War Horse hearkens back to older anti-war films like All’s Quiet on the Western Front with its détente on the front lines. And war here corrupts, damages, breaks or destroys everything.  Even Joey, an animal, experiences traumatic loss because of the war.  The film also looks to other types of melodrama.  The end of the movie, supposedly in England, looks every bit like the Midwest during the depression in Grapes of Wrath with its silhouettes and bright backlighting.  And both film citations work great.

There isn’t a single surprise in this story, but at least one of sequences is unforgettable.  What Spielberg accomplished at the opening of Saving Private Ryan with the landing at Normandy he duplicated with Joey panicked and running through the trench lines getting entangled in barbed wire and dragging it with him until he can run no further.  That is one powerful film sequence.

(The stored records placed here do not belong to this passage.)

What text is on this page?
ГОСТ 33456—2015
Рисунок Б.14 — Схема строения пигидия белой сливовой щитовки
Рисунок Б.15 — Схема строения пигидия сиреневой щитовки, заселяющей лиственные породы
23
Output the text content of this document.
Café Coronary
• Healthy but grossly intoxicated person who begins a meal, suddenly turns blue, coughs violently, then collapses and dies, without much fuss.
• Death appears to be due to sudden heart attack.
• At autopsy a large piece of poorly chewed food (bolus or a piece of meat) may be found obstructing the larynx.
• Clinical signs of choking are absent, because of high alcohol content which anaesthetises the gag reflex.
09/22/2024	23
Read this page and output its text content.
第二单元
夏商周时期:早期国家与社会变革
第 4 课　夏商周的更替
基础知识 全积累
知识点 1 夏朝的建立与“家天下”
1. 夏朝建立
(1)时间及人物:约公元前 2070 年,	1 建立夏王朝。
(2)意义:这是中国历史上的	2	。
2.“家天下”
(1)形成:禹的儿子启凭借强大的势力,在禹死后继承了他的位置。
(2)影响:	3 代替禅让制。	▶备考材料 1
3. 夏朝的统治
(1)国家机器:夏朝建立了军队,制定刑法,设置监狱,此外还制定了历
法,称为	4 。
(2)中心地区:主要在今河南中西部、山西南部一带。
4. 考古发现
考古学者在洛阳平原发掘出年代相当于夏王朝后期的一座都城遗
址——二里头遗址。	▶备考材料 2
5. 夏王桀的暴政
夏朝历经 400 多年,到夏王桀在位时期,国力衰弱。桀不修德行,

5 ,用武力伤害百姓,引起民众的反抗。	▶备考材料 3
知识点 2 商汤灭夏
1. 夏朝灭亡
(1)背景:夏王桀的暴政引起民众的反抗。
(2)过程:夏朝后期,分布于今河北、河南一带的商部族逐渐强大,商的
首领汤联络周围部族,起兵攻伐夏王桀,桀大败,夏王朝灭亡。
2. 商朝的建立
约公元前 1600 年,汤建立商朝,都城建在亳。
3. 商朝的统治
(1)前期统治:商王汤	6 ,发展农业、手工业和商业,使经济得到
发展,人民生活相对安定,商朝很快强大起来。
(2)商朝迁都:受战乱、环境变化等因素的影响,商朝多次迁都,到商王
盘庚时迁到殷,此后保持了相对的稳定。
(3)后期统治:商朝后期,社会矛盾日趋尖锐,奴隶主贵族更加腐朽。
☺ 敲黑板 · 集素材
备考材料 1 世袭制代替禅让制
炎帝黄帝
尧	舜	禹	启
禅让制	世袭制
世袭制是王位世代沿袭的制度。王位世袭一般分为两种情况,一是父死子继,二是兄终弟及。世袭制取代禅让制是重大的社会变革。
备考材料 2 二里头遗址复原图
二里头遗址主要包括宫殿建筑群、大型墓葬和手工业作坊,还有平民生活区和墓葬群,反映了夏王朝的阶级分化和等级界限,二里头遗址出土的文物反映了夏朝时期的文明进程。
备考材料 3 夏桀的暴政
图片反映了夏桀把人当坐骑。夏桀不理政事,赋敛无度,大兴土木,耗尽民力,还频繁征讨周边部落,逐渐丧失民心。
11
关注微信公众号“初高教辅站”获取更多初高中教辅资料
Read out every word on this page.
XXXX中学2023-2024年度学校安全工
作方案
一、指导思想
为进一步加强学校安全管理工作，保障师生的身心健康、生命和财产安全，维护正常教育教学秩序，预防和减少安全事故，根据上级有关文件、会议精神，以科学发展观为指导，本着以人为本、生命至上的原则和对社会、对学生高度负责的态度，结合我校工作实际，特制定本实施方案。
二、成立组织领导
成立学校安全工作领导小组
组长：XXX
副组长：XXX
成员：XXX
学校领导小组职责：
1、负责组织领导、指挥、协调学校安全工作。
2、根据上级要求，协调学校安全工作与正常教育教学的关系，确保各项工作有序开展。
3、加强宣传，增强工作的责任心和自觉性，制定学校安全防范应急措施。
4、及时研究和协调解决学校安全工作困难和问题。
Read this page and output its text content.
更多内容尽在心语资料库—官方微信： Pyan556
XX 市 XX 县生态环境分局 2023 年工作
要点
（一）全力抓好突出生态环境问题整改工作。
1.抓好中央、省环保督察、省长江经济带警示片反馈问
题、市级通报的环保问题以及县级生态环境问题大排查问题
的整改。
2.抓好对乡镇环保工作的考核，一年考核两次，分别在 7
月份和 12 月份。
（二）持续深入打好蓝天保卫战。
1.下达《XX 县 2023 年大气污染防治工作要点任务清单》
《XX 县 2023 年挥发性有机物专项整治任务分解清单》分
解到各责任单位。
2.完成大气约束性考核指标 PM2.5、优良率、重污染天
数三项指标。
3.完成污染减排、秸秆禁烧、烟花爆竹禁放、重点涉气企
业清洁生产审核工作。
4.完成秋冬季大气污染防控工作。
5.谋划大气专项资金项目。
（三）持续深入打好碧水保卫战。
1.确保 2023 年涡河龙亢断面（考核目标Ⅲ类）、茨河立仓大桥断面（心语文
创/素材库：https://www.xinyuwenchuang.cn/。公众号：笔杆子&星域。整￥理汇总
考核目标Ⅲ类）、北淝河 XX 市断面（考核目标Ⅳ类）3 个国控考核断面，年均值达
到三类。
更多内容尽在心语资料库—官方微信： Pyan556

You’d hardly say War Horse is creative or ground-breaking, but it’s a compellingly entertaining film that certainly had me engaged throughout its 2-1/2 hour, episodic run.  It’s emotional and moving -- a good quality time at the movies.

Sunday, January 1, 2012

January 1: The Skin I Live In/La piel que habito (2011 -- Pedro Almodovar)

★★★★

This is a movie I liked a lot.  I rediscovered everything I like about Almodovar here, and he has it all under more control than he sometimes has recently.


I watched The Skin I Live In as something like a Douglas Sirk melodrama, but one that’s incredibly magnified and distorted through a gay perspective.  In Sirk’s Magnificent Obsession, for example, a playboy has a boat accident that results in an innocent woman’s blindness.  The playboy then becomes a brain surgeon and cures the woman.  The Skin I Live In also starts with an initiation accident, but the film then goes off in a series of ridiculously unlikely consequences as the wife commits suicide, the daughter has a mental breakdown and is raped, and the father kidnaps the rapist and transforms the rapist’s gender and appearance to resemble that of his lost wife.  And the transgendered rapist is then raped by the father’s hitherto unknown brother.  Almodovar’s film is clearly in the same line of melodrama as Sirk's, but Skin I Live In intensifies the already-intense melodrama tone and adds a dollop of interest in gender identity and even horror.

And the film is peppered through with themes that Almodovar regularly returns to – identity, sexuality, mothers, the hidden.  There are hidden identities and identities that change.  Mothers try to protect their sons but become involved as agents in the spiraling action.  There are gay relationships and straight relationships, but that becomes confused as Vincente becomes Vera and is involved with the two brothers, Roberto and Zeca, in different ways.  The Skin I Live In doubles characters and actions to create a wonderfully complicated mix of themes and characters.

And as Almodovar keeps all the characters and stories in balance, he does so by creating striking images of beauty and surprise.  One of the more surprising images occurs as a man in a tiger outfit walks up to the estate, rings the bell and is admitted by Marilia.  It’s carnival, and Zeca is using the festival to travel in disguise, but the scene is visually striking until we get that information.  Similarly, the interior of the Legard mansion is beautiful, an interior out of Sirk.  The images here are yet another element of the pleasure this film gives.

It’s great to see Almodovar working at the peak of his powers again in a film like this.  It’s a pleasure to watch a master do what he does so well.